Music industry aims to send in radio cops- the recording industry says that you're not allowed to record songs off the radio, be it real radio or internet radio. And now they're working on preventing you from recording songs off internet radio through a mixture of law and technological repression (although I imagine their techno-fixes will get hacked pretty quickly).

The shocking truth about the FCC: Censorship by the tyranny of the few- blogger Jeff Jarvis discovers that the recent $1.2 million FCC fine against a sex scene in Fox's "Married By America" TV show was not levied because hundreds of people wrote the FCC and complained. It was not because 159 people wrote in and complained (which is the FCC's current rationale). No, thanks to Jarvis' FOIA request, we find that only 23 people (of the show's several million viewers) wrote in and complained. On top of that, he finds that 21 of those letters were just copy-and-paste email jobs that some people attached their names to. Jarvis then spins this a bit by saying that "only 3" people actually wrote letters to the FCC, which is misleading but technically true. So somewhere between 3 and 23 angry people can determine what you can't see on television. Good to know.

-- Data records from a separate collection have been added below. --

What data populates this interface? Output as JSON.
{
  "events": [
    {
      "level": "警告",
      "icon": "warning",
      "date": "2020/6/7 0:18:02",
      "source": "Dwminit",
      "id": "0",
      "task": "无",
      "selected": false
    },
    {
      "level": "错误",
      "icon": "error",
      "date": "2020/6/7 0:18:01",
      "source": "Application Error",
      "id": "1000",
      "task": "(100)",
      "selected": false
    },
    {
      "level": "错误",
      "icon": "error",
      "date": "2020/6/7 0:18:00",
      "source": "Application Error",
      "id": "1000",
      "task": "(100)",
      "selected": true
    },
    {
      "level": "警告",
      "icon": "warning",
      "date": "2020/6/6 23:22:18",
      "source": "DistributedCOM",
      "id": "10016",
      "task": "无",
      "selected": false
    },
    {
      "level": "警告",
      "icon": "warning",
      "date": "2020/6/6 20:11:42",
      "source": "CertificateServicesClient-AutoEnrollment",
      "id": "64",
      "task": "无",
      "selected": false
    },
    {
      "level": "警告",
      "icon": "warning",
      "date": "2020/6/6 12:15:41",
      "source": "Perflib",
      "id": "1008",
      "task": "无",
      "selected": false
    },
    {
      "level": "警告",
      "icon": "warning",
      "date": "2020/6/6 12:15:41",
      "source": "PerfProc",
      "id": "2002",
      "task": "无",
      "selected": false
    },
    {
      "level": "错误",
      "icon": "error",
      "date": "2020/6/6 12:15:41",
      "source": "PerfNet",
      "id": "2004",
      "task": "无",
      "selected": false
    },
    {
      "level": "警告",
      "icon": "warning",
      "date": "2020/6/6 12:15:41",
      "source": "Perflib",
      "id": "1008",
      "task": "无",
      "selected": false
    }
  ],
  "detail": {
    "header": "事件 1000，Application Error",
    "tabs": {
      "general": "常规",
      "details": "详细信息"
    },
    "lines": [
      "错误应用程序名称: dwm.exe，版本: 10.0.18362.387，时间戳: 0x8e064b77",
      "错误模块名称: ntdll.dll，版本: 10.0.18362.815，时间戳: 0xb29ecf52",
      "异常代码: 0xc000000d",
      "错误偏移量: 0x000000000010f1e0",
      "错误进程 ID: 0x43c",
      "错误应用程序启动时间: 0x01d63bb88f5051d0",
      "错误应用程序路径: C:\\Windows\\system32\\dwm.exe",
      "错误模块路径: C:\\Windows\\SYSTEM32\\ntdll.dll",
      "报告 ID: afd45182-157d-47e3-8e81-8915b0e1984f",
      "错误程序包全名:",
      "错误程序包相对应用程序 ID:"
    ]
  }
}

Reuters Union Considers Striking Over Layoffs- will a strike by such a major newswire service impact the rest of the world's media?

Pentagon Starts Work On War Internet- the US military is talking about the creation of a global, wireless, satellite-aided computer network for use in battle. I think I saw a movie about this once...

Conservative host returns to the air after week suspension for using racial slur- Houston radio talk show host (and somtime Rush Limbaugh substitute) Mark Belling referred to Mexican-Americans as "wetbacks" on his show. He was suspended for a couple of weeks, and then submitted a written apology for the racial slur to a local newspaper. But he seems to be using the slur and its surrounding controversy to boost his conservative cred with his listeners.

Stay Tuned for Nudes- Cleveland TV news anchor Sharon Reed aired a story about artist Spencer Tunick, who uses large numbers of naked volunteers in his installations and photographs. The news report will be unique in that it will not blur or black-out the usual naughty bits. The story will air late at night, when it's allegedly okay with the FCC if you broadcast "indecent" material. The author of this article doesn't seem to notice that Reed first claims that this report is a publicity stunt, but then claims it's a protest against FCC repression. I'd like to think it's the latter, but I'm not that much of a sucker.